To calculate the Coefficient of Restitution, divide the velocity after the collision by the velocity before the collision.

## How to Calculate the Coefficient of Restitution?

The following steps outline how to calculate the Coefficient of Restitution.

- First, determine the relative velocity after collision (m/s).
- Next, determine the relative velocity before collision (m/s).
- Next, gather the formula from above = e = V2rel / V1rel.
- Finally, calculate the Coefficient of Restitution.
- After inserting the variables and calculating the result, check your answer with the calculator above.

**Example Problem : **

Use the following variables as an example problem to test your knowledge.

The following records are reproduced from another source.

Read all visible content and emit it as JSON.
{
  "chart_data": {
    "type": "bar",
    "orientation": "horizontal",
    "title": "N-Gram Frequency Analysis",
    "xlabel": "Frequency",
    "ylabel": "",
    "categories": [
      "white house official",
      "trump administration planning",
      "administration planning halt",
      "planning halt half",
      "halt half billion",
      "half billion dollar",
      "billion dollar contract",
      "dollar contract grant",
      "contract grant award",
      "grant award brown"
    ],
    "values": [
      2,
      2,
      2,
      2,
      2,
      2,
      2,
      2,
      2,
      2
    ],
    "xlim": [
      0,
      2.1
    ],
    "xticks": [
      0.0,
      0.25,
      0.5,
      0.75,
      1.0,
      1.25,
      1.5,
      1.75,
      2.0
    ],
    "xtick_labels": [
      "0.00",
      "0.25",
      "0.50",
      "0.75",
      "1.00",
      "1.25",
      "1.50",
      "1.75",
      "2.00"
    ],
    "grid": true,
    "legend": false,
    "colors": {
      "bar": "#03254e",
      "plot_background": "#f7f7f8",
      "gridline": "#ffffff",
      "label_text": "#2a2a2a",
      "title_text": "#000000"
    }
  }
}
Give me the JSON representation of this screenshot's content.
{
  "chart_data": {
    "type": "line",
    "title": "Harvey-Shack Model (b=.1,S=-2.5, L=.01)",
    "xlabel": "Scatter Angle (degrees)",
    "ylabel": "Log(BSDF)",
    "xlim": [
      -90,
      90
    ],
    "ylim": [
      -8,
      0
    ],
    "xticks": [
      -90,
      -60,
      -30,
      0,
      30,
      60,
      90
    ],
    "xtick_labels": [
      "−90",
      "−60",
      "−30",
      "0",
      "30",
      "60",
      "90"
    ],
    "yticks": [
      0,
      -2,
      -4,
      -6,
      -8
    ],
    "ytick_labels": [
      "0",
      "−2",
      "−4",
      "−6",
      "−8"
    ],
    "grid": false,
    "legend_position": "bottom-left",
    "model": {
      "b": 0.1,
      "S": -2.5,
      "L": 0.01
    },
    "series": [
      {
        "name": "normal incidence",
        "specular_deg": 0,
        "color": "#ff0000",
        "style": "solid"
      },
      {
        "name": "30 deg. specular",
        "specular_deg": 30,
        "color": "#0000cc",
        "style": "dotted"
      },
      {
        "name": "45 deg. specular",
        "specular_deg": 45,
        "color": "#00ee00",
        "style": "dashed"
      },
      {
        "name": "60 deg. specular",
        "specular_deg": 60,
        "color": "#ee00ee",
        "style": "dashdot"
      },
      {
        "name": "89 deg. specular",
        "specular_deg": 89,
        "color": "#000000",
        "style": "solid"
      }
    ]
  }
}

relative velocity after collision (m/s) = 35

relative velocity before collision (m/s) = 60

## Frequently Asked Questions

### What is the Coefficient of Restitution?

The Coefficient of Restitution (e) is a measure of the elasticity of a collision between two bodies. It is calculated by dividing the relative velocity of the bodies after the collision by their relative velocity before the collision.

### How does the Coefficient of Restitution affect a collision?

The Coefficient of Restitution affects how much kinetic energy is conserved in a collision. A value of 1 indicates a perfectly elastic collision, where no kinetic energy is lost, while a value of 0 indicates a perfectly inelastic collision, where all kinetic energy is converted to other forms of energy.

### Can the Coefficient of Restitution be greater than 1 or negative?

No, the Coefficient of Restitution typically ranges from 0 to 1. A value greater than 1 or negative would imply that the collision results in a gain of kinetic energy from an external source, which violates the principle of conservation of energy.

### How can the Coefficient of Restitution be used in real-world applications?

The Coefficient of Restitution is used in various fields such as sports science to design better sports equipment, automotive industry for improving vehicle safety by studying collisions, and in mechanical engineering for analyzing and designing collision-involved machinery.